Vu la procédure suivante :
Par une requête et un mémoire enregistrés les 8 avril et 17 juin 2022, M. A C, agissant au nom de sa mère Mme B C, demande au tribunal d'annuler la décision en date du 7 décembre 2021 par laquelle le maire de Courthezon s'est opposé aux travaux qu'il a déclarés en vue de la pose d'une climatisation.

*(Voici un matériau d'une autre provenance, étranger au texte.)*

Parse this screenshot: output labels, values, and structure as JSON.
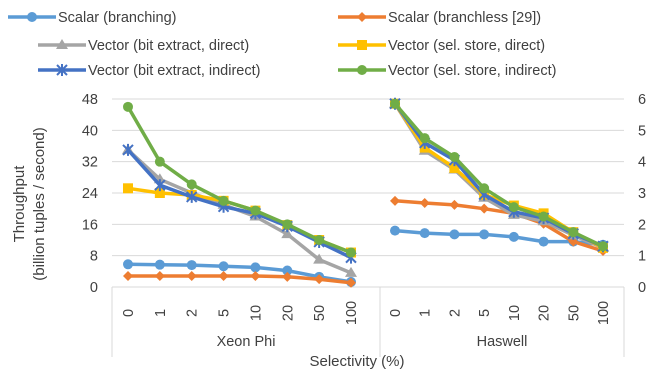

Vu les autres pièces du dossier.
Vu le code de justice administrative.
Considérant ce qui suit :
1. Aux termes de l'article R. 222-1 du code de justice administrative : " () Les présidents de formation de jugement des tribunaux () peuvent, par ordonnance : () 4° Rejeter les requêtes manifestement irrecevables, lorsque la juridiction n'est pas tenue d'inviter leur auteur à les régulariser ou qu'elles n'ont pas été régularisées à l'expiration du délai imparti par une demande en ce sens ". En application des dispositions combinées des articles R. 431-4 et R. 431-5 du même code, les requêtes doivent être signées par leur auteur où l'un des mandataires prévus à l'article R. 431-5.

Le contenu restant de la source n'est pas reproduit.